5.    Em 02/03/2023 foi celebrado entre o Requerente e a “C..., SOCIEDADE UNIPESSOAL, L.DA” um acordo de revogação do contrato de trabalho, mediante o qual foi acordado entre as partes o pagamento de uma compensação pecuniária de natureza global no montante ilíquido de € 268.250,00;

6.    Do considerando I) do acordo de revogação do contrato de trabalho a que se alude em 5) anterior consta que o Requerente se encontra ao serviço da “C..., SOCIEDADE UNIPESSOAL, L.DA” ao abrigo de contrato de trabalho celebrado com efeitos a 01/06/2004;

7.    Constando do considerando II) do indicado acordo que as partes pretendem pôr termo ao contrato de trabalho referido no considerando anterior e, bem assim, a todos os vínculos legais, formais ou informais, que ao longo do tempo foram estabelecidos entre outras entidades relacionadas com a “C..., SOCIEDADE UNIPESSOAL, L.DA” , em Portugal ou no estrangeiro, e o Requerente;

8.     Aquando da disponibilização da indemnização, a entidade patronal considerou como não estando sujeito a imposto o valor de € 80.325,05;

9.    Tendo considerado para o respetivo cálculo a média das remunerações regulares com carácter de retribuição auferidas pelo Requerente nos últimos 12 meses e multiplicando esse valor por 7 anos, correspondentes à antiguidade do Requerente na entidade patronal;

10.  O Requerente entregou a declaração de rendimentos relativa ao exercício de 2023, tendo declarado como rendimento sujeito a imposto o mesmo montante declarado pela entidade patronal;

11. Nessa sequência, a AT emitiu a liquidação impugnada, da qual resultou o valor a pagar de € 5.582,17, que o Requerente pagou;

12. À data da cessação do contrato de trabalho o Requerente não era gerente da “C..., SOCIEDADE UNIPESSOAL, L.DA”;

13.  O Requerente deduziu reclamação graciosa contra o ato de liquidação de IRS, a qual foi indeferida por despacho de 04/08/2025, notificado ao Requerente por ofício de 05/08/2025;

14. O pedido de constituição do tribunal arbitral e de pronúncia arbitral foi apresentado em 04/11/2025.

 

b.    Factos não provados:

Com interesse para os autos, não resultaram provados os seguintes factos:

1.    Para efeitos de cálculo de indemnização, a entidade empregadora considerou apenas o período em que o Requerente exerceu as funções de Diretor;

2.    O Requerente não recebeu qualquer montante referente à cessação de funções como gerente.

 

c.    Fundamentação da matéria de facto:

A convicção acerca dos factos tidos como provados e não provados formou-se tendo por base a prova documental junta pelas partes, indicada relativamente a cada um dos pontos, e cuja adesão à realidade não foi questionada, bem como a matéria alegada e não impugnada.  

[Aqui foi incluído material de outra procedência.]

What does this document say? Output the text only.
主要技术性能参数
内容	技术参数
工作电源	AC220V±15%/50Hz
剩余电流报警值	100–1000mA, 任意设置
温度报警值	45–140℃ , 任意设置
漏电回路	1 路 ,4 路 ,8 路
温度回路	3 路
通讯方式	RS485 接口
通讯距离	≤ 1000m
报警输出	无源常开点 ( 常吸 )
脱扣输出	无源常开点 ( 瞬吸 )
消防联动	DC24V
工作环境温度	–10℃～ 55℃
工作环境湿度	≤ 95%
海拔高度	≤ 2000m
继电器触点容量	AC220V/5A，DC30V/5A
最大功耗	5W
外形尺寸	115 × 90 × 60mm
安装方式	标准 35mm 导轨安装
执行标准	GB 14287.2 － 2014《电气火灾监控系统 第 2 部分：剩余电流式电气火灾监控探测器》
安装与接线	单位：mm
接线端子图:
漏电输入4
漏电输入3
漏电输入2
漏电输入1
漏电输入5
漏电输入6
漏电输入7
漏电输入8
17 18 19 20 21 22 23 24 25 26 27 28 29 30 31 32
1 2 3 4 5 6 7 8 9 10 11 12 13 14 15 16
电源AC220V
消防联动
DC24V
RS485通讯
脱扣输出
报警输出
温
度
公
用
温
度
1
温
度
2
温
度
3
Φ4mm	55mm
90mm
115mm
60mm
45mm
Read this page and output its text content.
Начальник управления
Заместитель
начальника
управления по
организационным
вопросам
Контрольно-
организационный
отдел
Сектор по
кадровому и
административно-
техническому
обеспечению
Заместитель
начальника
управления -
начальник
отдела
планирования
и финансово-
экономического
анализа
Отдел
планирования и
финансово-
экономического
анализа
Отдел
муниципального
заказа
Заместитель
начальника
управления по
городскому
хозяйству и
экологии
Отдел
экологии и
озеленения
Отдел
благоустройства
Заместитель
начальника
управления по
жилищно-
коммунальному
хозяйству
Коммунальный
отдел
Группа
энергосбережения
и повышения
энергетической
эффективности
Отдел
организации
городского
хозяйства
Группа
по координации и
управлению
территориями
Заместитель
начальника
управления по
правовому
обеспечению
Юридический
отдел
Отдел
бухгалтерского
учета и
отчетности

Concretamente no que diz respeito aos factos não provados, a matéria constante dos pontos 1 e 2 foi dada como não provada pela análise quer do teor do acordo de revogação do contrato de trabalho junto aos autos pelo Requerente com o pedido de pronúncia arbitral, sob o nº 8, quer do email remetido pela entidade patronal do Requerente à Autoridade Tributária em 25/03/2025, constante do processo administrativo junto pela Requerida.

Analisados os considerandos do acordo de revogação do contrato de trabalho resulta que os mesmos não são, por si só, claros quanto ao conteúdo das relações laborais ou outras a que se refere a indemnização paga pela entidade patronal. No entanto, a sua interpretação resulta compreendida ou explicada através do referido email remetido pela entidade patronal do Requerente à Autoridade Tributária em 25/03/2025. 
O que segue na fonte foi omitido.